Dec 1, 2023 - Economy

College-educated mothers are working at record rates

Share of college-educated women with children under 10 who are employed
Data: Penn Wharton Budget Model; Chart: Axios Visuals

College-educated mothers stampeded into the workforce over the past 20 years, per a striking new paper.

Why it matters: No one expected this. Back in the 2000s, the big worry — epitomized in a 2003 New York Times article called "The Opt-Out Revolution" — was that high-achieving women were having kids and leaving the workforce.

  • (The mothers in your local Starbucks watching over toddlers? They have MBAs, wrote Lisa Belkin — setting off a wave of early aughts hand-wringing about feminism.)

Driving the news: Since then there's been a 10 percentage point increase in the employment rate of college-educated women with young children, finds research from Penn Wharton Budget Model at the University of Pennsylvania.

  • "You don't often see such striking trends in labor data," said lead researcher Alexander Arnon.

State of play: In the current post-pandemic "she-covery," the influx of women into the labor market grabbed a lot of attention, and rightly so — you can see the line surge up and to the right in the above chart.

  • But this new research digs deeper and finds that the post-pandemic labor market accelerated a phenomenon already underway for decades — though only for college-educated women.

The big picture: This is about big cultural changes. It's become far more socially acceptable — expected even — for women to keep working after having kids.

  • That's one reason the share of prime-age women (age 25-54) with a college degree has soared over the past 20 years to more than 45% from less than 30%.
  • Since those with college degrees are more likely to work than those without, this raised the overall employment rate of prime-age women by 2.7 percentage points since 2000, per Penn.
  • Meanwhile, Arnon pointed out, even before the pandemic juiced workplace flexibility for office workers to the nth degree, advances in tech made office work far more flexible.

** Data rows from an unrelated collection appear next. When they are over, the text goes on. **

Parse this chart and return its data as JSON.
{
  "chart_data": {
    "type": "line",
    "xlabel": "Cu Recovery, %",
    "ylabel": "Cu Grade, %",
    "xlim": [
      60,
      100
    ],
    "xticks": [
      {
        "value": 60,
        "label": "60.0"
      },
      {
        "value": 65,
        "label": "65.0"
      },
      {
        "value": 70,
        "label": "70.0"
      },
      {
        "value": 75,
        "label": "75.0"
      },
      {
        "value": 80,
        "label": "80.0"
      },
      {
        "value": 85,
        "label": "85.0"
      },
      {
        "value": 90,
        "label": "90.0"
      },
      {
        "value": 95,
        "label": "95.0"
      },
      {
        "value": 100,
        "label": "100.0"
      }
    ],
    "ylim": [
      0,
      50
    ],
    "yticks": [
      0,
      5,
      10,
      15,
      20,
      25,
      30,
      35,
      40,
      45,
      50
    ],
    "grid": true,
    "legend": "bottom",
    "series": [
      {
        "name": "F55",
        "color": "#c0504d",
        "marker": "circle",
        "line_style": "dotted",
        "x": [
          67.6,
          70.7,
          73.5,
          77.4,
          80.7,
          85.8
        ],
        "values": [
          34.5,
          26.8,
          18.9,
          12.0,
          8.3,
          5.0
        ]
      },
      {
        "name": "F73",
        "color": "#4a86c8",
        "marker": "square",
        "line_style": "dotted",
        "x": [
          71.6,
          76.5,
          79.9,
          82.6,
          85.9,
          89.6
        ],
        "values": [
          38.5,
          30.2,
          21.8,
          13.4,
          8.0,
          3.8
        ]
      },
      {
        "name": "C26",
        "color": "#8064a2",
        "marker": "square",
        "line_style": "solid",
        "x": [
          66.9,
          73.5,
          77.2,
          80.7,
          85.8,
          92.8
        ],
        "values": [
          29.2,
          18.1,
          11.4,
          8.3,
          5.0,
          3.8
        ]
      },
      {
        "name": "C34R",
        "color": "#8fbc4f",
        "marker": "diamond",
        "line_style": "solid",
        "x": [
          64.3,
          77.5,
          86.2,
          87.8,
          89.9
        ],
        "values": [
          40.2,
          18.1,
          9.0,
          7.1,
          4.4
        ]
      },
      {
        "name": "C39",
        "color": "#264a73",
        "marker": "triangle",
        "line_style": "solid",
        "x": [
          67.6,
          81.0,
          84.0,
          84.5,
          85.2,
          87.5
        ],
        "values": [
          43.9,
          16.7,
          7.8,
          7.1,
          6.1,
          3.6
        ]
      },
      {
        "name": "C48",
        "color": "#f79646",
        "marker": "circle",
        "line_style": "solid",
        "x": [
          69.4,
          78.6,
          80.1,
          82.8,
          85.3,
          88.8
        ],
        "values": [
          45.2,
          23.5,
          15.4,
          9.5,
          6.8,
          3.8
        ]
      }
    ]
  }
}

Reality check: Mothers without degrees have seen progress stall out. In part, that's because it's harder to manage children with the kinds of jobs that don't require college — typically less flexible shift work where you can't run out to deal with a kid's doctor appointment or leave early for a soccer game. It could also be a choice to stay home.

  • Those jobs are also often without the kind of benefits (maternity leave, sick leave) that keep women attached to the workforce.
  • And women still lag men, of course: 95.4% of prime-age, college-educated men with young kids were employed in September 2023, compared with 96.6% in 2003.

The bottom line: Turns out some women can have it all — as stressful as that might be.